RUMS 47: Streitgespräch zwischen einem Vater und seinem Sohn im November 1918 über die Frage: Wie soll Deutschland nach dem Sturz des Kaisers weiterregiert werden?
Vater: Na, warst Du wieder auf einer Demonstration Deiner radikalen Freunde? Mensch, sei bloß vorsichtig, dort wird schnell geschossen. In Kiel hat es 8 Tote gegeben.

Sohn: Jetzt nach dieser schrecklichen Kriegszeit müssen wir Arbeiter doch dafür sorgen, dass es nie wieder Krieg gibt. Du und Deine gemäßigten Leute habt aus dem Krieg doch nichts gelernt.

Vater:  Was soll das heißen? Auch wir wollen Frieden.

Sohn: Wenn man Frieden für immer haben will, muss man die Kriegstreiber entmachen.

Vater: Ja, der Kaiser musste schließlich auch schon gehen.

Sohn:  Und was ist mit den Leuten, die ihn unterstützt haben? Mit den Generälen und Fabrikanten?

Vater: Ist doch klar, dass die Wirtschaft nur mit Hilfe der alten Unternehmer wieder in Schwung kommen kann, sonst fehlt die ordnende Hand.

Sohn: Schluss mit den alten Sprüchen, Vater! Die Fabrikherren haben die Arbeiter lange genug am Gängelband geführt.  Wer hat sie denn gebaut die Fabrikhallen, die Hochöfen, die Schiffe? Wir Arbeiter. Und wem gehören sie? Jetzt müssen die Arbeiter die Betriebe selbst übernehmen. Dann werden keine Waffen mehr hergestellt,  sondern nur Dinge, die für uns nützlich sind. Dann kann es endlich den  8- Stundentag geben. Wir fordern Rede-, Meinungs- und Versammlungsfreiheit! Schluss mit der Duckerei!

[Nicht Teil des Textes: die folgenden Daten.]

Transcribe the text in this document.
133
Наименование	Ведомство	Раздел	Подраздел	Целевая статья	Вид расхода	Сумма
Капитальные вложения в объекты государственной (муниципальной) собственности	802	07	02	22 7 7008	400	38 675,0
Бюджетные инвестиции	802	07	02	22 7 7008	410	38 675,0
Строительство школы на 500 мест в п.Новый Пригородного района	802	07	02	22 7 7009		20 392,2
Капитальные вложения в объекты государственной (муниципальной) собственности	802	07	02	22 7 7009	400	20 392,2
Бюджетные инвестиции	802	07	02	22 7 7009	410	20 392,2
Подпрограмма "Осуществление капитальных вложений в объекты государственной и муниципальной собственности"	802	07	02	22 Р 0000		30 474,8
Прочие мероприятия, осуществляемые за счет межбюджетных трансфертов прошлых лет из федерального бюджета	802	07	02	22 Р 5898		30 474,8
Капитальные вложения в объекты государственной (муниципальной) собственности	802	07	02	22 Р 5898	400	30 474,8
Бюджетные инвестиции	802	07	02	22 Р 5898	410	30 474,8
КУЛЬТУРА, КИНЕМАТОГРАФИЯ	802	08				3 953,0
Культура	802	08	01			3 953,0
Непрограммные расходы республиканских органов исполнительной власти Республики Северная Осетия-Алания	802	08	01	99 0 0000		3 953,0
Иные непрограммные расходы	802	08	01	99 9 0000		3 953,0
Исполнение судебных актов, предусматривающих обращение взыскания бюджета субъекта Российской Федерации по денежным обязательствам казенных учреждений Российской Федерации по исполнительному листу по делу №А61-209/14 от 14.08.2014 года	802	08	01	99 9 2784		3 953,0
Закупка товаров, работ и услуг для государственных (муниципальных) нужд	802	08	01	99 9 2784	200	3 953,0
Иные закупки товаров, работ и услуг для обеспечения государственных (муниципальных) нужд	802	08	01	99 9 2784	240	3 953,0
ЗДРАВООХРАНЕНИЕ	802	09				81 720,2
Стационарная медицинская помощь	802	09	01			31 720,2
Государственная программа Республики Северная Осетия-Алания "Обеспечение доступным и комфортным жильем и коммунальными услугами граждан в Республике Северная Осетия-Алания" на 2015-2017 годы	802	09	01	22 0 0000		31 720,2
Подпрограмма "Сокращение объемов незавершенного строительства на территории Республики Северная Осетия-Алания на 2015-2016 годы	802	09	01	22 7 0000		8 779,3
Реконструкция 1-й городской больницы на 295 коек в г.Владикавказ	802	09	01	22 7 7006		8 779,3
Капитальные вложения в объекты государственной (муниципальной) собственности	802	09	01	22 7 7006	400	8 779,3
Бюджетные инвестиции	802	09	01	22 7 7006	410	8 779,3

Vater: Rede-, Meinungsfreiheit und Versammlungsfreiheit wollen wir auch.  Außerdem soll es den Arbeitern in den Betrieben endlich besser gehen durch besseren Kündigungsschutz, menschliche Arbeitsbedingungen,  höhere Bezahlung und durch die Wahl eines Betriebsrates und den 8- Stundentag wollen wir auch.  

Sohn: ... und der Unternehmer bleibt Herr im Hause. Für einen Neuanfang müssen die Fabrikherren, die Beamten und Generale verschwinden. Sie waren für Kaiser und Krieg und immer gegen uns Arbeiter! Millionen von Arbeitern mussten für deren Ziele sterben.

Vater: Vergreif Dich nicht an den Beamten, Fabrikherren und Generalen.  Das wäre ein Chaos. Dann bricht die Versorgung zusammen. Wir brauchen diese Fachleute. Mit neuen Leuten, die keine Ahnung haben, würde hier alles drunter und drüber gehen. Friedrich Ebert ruft zur Ruhe und Ordnung auf. Alle müssen jetzt zusammenstehen.

Sohn: Nicht Zusammenarbeit mit Militär und Fabrikherren, sondern Kampf, Vater! Hier hat Karl Liebknecht recht. Nur wenn die Arbeiter das sagen in Deutschland bekommen, wird die Zukunft besser. Wer nicht kämpft, hat schon verloren.

Vater: Das ist doch Unsinn! Alle Deutschen, ob Arbeiter, Unternehmer, General oder Beamter müssen gemeinsam die Karre aus dem Dreck ziehen. Die Vernunft muss siegen.